O São Paulo começou a Libertadores com três centroavantes, atacantes de área, homens-gol. E no jogo em que mais precisava deles, de uma vantagem gorda, não tinha nenhum. Kieza se cansou do banco e partiu. Calleri estava suspenso e Alan Kardec teve uma virose na véspera. O que fazer? Trabalhar. Treinar. Pensar. Olhar. Estudar. O São Paulo apelou.
A goleada por 4 a 0 sobre o Toluca, do México, deveria ser incluída em manuais de futebol. E quem pensou que a equipe sofreria sem um centroavante teve uma enorme surpresa. Bauza “roubou”. Jogou com três, quatro, cinco centroavantes. Todo mundo vestiu a 9. Todo mundo era artilheiro, analisa o Globoesporte.
O técnico argentino demorou três meses para tirar o currículo de bicampeão da Libertadores do bolso e exibir seu repertório. Uma semana após tirar Ganso e conseguir certo domínio de jogo na altitude, feito notável, o Patón, mesmo com Kardec se colocando à disposição para iniciar, optou por Centurión. Iniciou sem um centroavante de origem pela primeira vez. Foi um espetáculo.

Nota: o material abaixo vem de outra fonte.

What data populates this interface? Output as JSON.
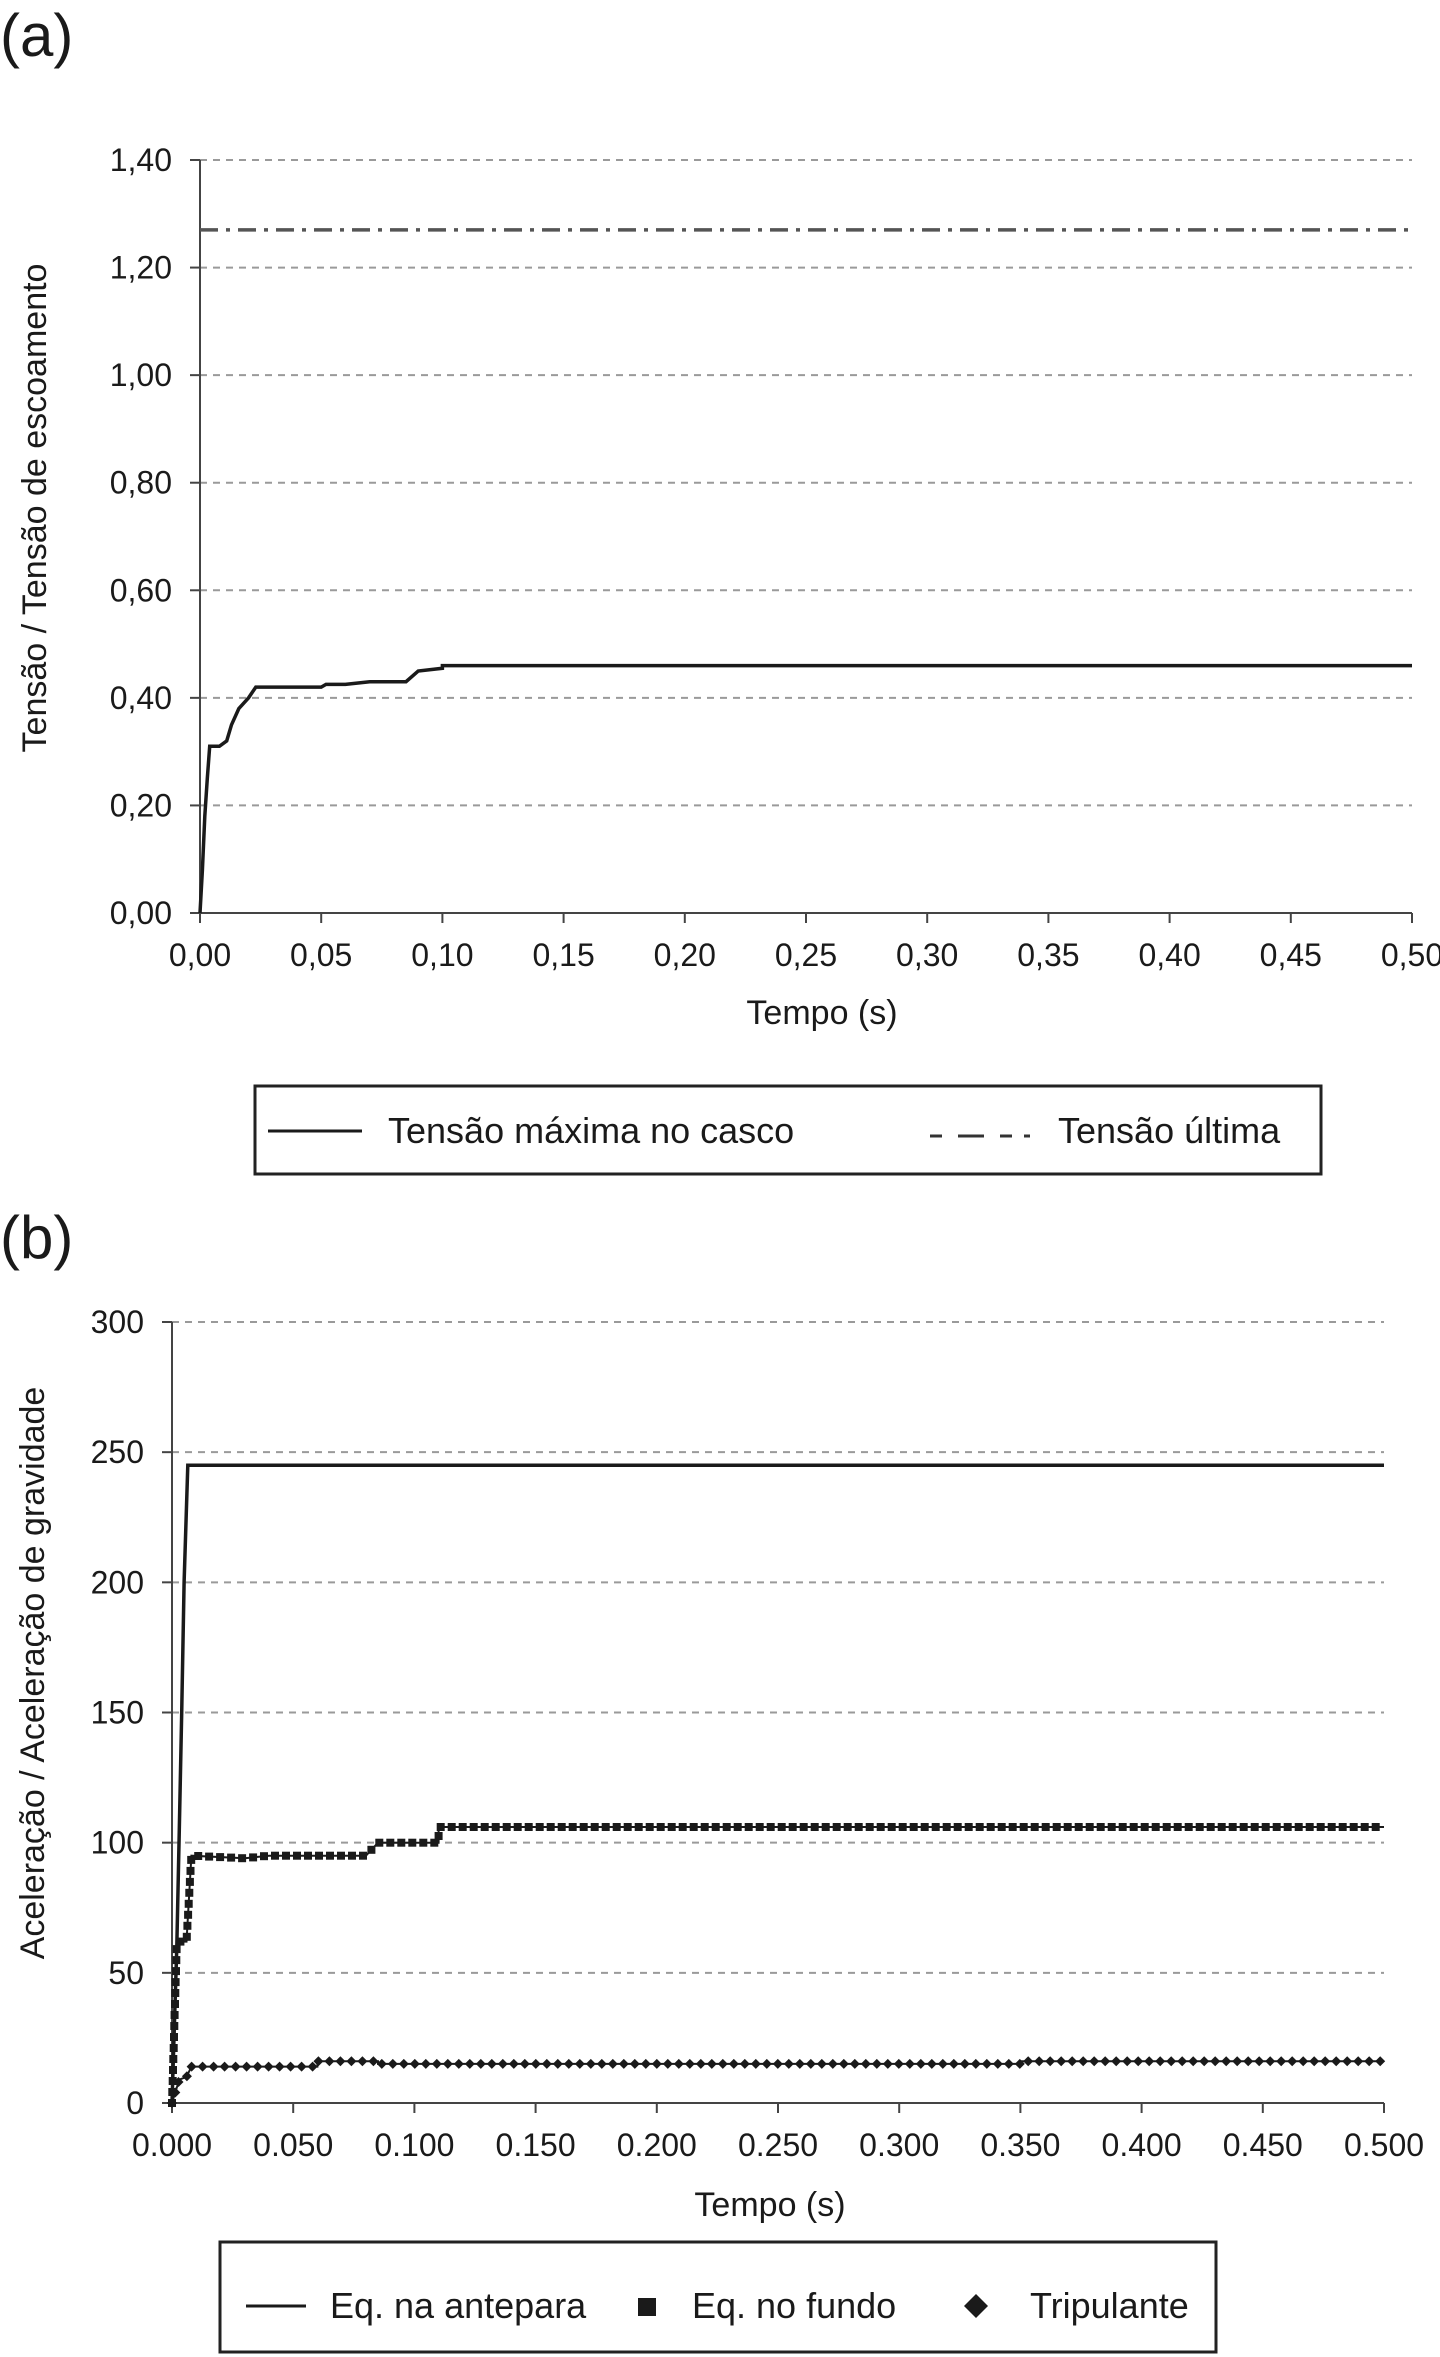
{
  "chart_data": [
    {
      "panel_label": "(a)",
      "type": "line",
      "xlabel": "Tempo (s)",
      "ylabel": "Tensão / Tensão de escoamento",
      "xlim": [
        0,
        0.5
      ],
      "ylim": [
        0,
        1.4
      ],
      "x_ticks": [
        "0,00",
        "0,05",
        "0,10",
        "0,15",
        "0,20",
        "0,25",
        "0,30",
        "0,35",
        "0,40",
        "0,45",
        "0,50"
      ],
      "y_ticks": [
        "0,00",
        "0,20",
        "0,40",
        "0,60",
        "0,80",
        "1,00",
        "1,20",
        "1,40"
      ],
      "grid": "horizontal-dashed",
      "legend_position": "bottom",
      "series": [
        {
          "name": "Tensão máxima no casco",
          "style": "solid",
          "color": "#1a1a1a",
          "points": [
            [
              0,
              0
            ],
            [
              0.001,
              0.08
            ],
            [
              0.002,
              0.18
            ],
            [
              0.003,
              0.25
            ],
            [
              0.004,
              0.31
            ],
            [
              0.008,
              0.31
            ],
            [
              0.011,
              0.32
            ],
            [
              0.013,
              0.35
            ],
            [
              0.016,
              0.38
            ],
            [
              0.02,
              0.4
            ],
            [
              0.023,
              0.42
            ],
            [
              0.035,
              0.42
            ],
            [
              0.05,
              0.42
            ],
            [
              0.052,
              0.425
            ],
            [
              0.06,
              0.425
            ],
            [
              0.07,
              0.43
            ],
            [
              0.07,
              0.43
            ],
            [
              0.085,
              0.43
            ],
            [
              0.09,
              0.45
            ],
            [
              0.1,
              0.455
            ],
            [
              0.1,
              0.455
            ],
            [
              0.1,
              0.46
            ],
            [
              0.5,
              0.46
            ]
          ]
        },
        {
          "name": "Tensão última",
          "style": "dash-dot",
          "color": "#555555",
          "points": [
            [
              0,
              1.27
            ],
            [
              0.5,
              1.27
            ]
          ]
        }
      ]
    },
    {
      "panel_label": "(b)",
      "type": "line",
      "xlabel": "Tempo (s)",
      "ylabel": "Aceleração / Aceleração de gravidade",
      "xlim": [
        0,
        0.5
      ],
      "ylim": [
        0,
        300
      ],
      "x_ticks": [
        "0.000",
        "0.050",
        "0.100",
        "0.150",
        "0.200",
        "0.250",
        "0.300",
        "0.350",
        "0.400",
        "0.450",
        "0.500"
      ],
      "y_ticks": [
        "0",
        "50",
        "100",
        "150",
        "200",
        "250",
        "300"
      ],
      "grid": "horizontal-dashed",
      "legend_position": "bottom",
      "series": [
        {
          "name": "Eq. na antepara",
          "style": "solid",
          "color": "#1a1a1a",
          "points": [
            [
              0,
              0
            ],
            [
              0.002,
              60
            ],
            [
              0.003,
              105
            ],
            [
              0.004,
              150
            ],
            [
              0.005,
              200
            ],
            [
              0.0065,
              245
            ],
            [
              0.5,
              245
            ]
          ]
        },
        {
          "name": "Eq. no fundo",
          "style": "square-markers",
          "color": "#1a1a1a",
          "points": [
            [
              0,
              0
            ],
            [
              0.002,
              62
            ],
            [
              0.004,
              62
            ],
            [
              0.006,
              62
            ],
            [
              0.008,
              95
            ],
            [
              0.03,
              94
            ],
            [
              0.04,
              95
            ],
            [
              0.06,
              95
            ],
            [
              0.08,
              95
            ],
            [
              0.085,
              100
            ],
            [
              0.1,
              100
            ],
            [
              0.11,
              100
            ],
            [
              0.11,
              106
            ],
            [
              0.3,
              106
            ],
            [
              0.5,
              106
            ]
          ]
        },
        {
          "name": "Tripulante",
          "style": "diamond-markers",
          "color": "#1a1a1a",
          "points": [
            [
              0,
              0
            ],
            [
              0.003,
              9
            ],
            [
              0.006,
              10
            ],
            [
              0.008,
              14
            ],
            [
              0.06,
              14
            ],
            [
              0.06,
              16
            ],
            [
              0.085,
              16
            ],
            [
              0.085,
              15
            ],
            [
              0.35,
              15
            ],
            [
              0.35,
              16
            ],
            [
              0.5,
              16
            ]
          ]
        }
      ]
    }
  ]
}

Se Centurión não tivesse lutado, transpirado, corrido e acreditado, Michel Bastos não faria o primeiro. Sabe-se lá quando sairia o segundo. E se haveria terceiro ou quarto. Um gesto muda um jogo. Um ato define sucesso ou fracasso. O São Paulo teve sucesso porque treinou, pensou e lutou. A classificação, se vier, será fruto de uma noite quase perfeita.